Os coiotes em pele branca de cordeiro de Assassinos da Lua das Flores

Cena de Assassinos da Lua das Flores. Nela vemos, da esquerda para a direita, Mollie Burkhart, uma mulher de indígena americana, de cabelos pretos lisos e Ernest Burkhart, um homem de cabelos loiros e olhos azuis. Mollie veste um poncho de sua tribo na cor bege, com listras vermelho terra, preto e verde; uma camisa roxa, um colar em prata e um cachecol preto. Ernest veste um terno azul marinho, camisa cinza e gravata marrom. Eles estão sentados sobre uma mesa e Molly, na esquerda da imagem, olha para Ernest, que está olhando para cima. Ao fundo, uma cozinha de época com móveis em madeira e acessórios em porcelana e prata.
Uma das cenas mais esperadas do ano também é uma das mais lindas (Foto: Apple TV+)

Guilherme Veiga

“Fundamentalmente é algo que, por alguma razão, permanece. Algo que você pode ver anos depois ou 10 anos depois você irá ver e será diferente. Em outras palavras, há algo a mais para aprender sobre si próprio e sobre a vida”

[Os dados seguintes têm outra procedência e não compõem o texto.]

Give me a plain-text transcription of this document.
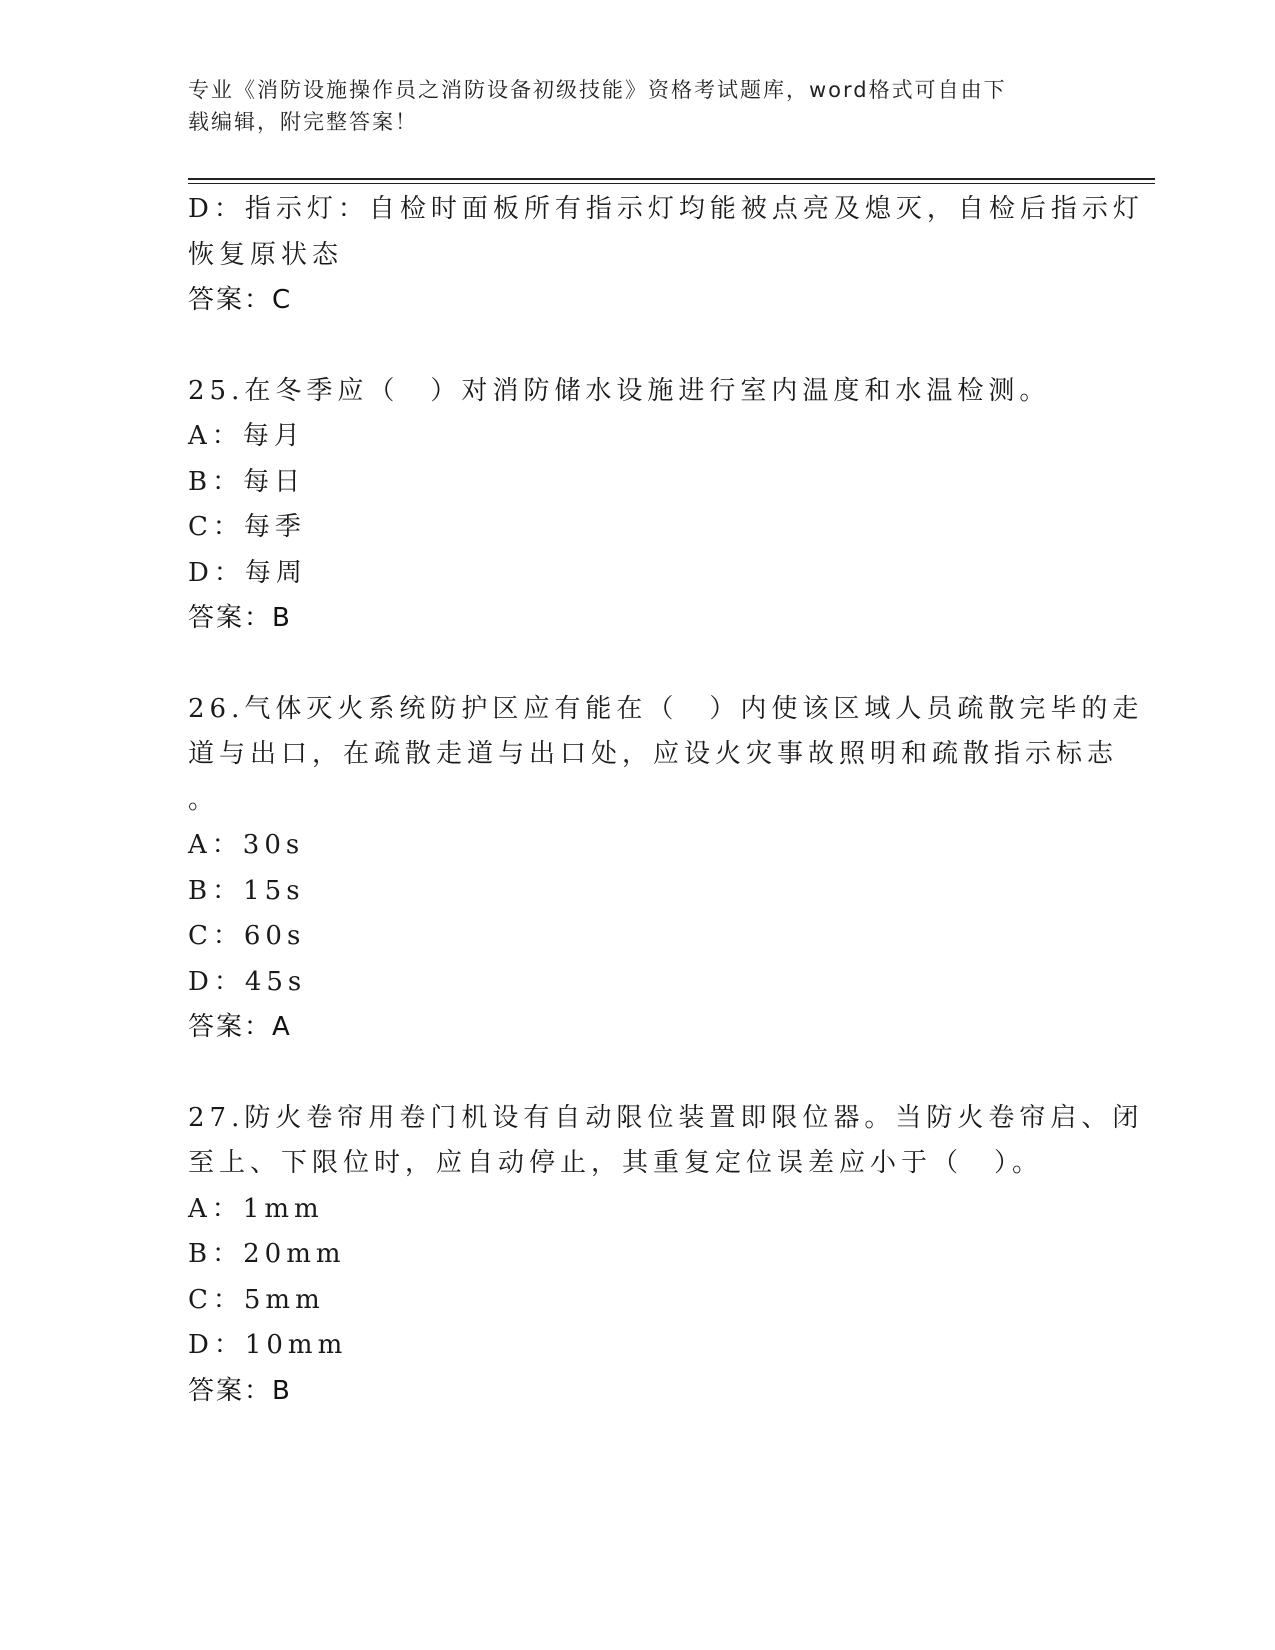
专业《消防设施操作员之消防设备初级技能》资格考试题库，word格式可自由下
载编辑，附完整答案！
D：指示灯：自检时面板所有指示灯均能被点亮及熄灭，自检后指示灯
恢复原状态
答案：C
25.在冬季应（　）对消防储水设施进行室内温度和水温检测。
A：每月
B：每日
C：每季
D：每周
答案：B
26.气体灭火系统防护区应有能在（　）内使该区域人员疏散完毕的走
道与出口，在疏散走道与出口处，应设火灾事故照明和疏散指示标志
。
A：30s
B：15s
C：60s
D：45s
答案：A
27.防火卷帘用卷门机设有自动限位装置即限位器。当防火卷帘启、闭
至上、下限位时，应自动停止，其重复定位误差应小于（　）。
A：1mm
B：20mm
C：5mm
D：10mm
答案：B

Foram com essas palavras que Martin Scorsese definiu sua percepção sobre Cinema. Fatores como sua própria filmografia ou seu instituto The Film Foundation, responsável por restaurar mais de 1000 filmes, colocam o diretor como uma espécie de guardião vivo da Sétima Arte.

O próprio idealizador já afirmou que foram os filmes que moldaram sua percepção da vida enquanto criança, por isso, nada mais justo que florescesse nele o ímpeto por contar e eternizar histórias. Isso resultou em uma carreira ímpar, primorosa e incontestável, fazendo que somente Scorsese fosse a única pessoa possível para, desta vez, dar voz a toda a vivência de um povo através de sua nova obra-prima, Assassinos da Lua das Flores.

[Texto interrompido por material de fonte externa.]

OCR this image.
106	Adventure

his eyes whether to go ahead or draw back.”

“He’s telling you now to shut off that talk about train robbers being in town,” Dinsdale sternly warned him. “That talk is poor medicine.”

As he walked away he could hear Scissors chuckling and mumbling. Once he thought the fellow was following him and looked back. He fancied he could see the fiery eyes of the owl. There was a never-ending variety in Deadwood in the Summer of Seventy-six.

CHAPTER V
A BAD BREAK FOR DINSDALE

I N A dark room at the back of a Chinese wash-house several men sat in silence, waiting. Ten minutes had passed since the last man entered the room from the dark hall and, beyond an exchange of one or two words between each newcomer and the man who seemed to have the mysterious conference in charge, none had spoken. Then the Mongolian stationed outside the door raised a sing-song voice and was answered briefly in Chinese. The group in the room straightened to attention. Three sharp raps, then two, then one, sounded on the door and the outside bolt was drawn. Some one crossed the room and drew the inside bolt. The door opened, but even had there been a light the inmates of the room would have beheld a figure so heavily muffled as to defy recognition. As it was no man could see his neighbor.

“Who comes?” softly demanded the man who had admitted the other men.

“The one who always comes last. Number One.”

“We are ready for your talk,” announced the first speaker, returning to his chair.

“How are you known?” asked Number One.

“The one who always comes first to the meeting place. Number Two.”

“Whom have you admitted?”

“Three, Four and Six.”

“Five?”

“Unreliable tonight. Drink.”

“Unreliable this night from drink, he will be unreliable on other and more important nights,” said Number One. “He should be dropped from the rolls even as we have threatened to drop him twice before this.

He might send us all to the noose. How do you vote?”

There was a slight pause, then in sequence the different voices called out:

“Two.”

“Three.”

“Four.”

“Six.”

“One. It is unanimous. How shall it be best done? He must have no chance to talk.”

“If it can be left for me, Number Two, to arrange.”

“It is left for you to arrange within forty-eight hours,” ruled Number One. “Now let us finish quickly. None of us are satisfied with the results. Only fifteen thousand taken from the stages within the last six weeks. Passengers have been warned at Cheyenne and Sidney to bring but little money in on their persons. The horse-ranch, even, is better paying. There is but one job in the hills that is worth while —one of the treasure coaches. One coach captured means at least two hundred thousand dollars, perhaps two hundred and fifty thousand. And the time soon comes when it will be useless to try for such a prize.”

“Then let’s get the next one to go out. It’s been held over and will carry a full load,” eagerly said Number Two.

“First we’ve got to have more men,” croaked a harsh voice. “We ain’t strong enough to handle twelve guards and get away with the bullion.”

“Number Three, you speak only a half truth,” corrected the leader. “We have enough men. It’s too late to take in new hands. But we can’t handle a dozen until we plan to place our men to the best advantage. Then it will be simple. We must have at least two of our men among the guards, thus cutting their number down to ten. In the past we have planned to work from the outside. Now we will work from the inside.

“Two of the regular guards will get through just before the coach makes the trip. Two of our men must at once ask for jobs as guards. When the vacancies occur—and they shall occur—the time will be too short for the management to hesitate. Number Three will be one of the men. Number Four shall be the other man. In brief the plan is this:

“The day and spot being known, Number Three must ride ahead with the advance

Cena de Assassinos da Lua das Flores. Nela vemos uma sala, com uma multidão de pessoas. Em sua maioria são homens brancos, velhos e engravatados. Há apenas duas mulheres na imagem, posicionadas no centro. Todos estão encarando a câmera e a sala está com pouca iluminação.
“Você consegue encontrar os lobos nessa imagem?” (Foto: Apple TV+)

O longa conta a história dos Osage, tribo nativo-americana que habitou grande parte do centro do país e, com o avanço do homem branco, teve seu território majoritariamente reduzido. O que acontece é que a área que sobrou para o povo – escolhida justamente por ser infertil, e assim, sem grandes disputas – se descobriu uma jazida de petróleo, e todos sabemos que a junção dos americanos brancos com esse combustível fóssil não resulta em boa coisa. A partir dessa descoberta, se desencadeou uma série de assassinatos inconclusivos com os nativos na década de 1920, que, após muito protesto, culminou na criação do FBI.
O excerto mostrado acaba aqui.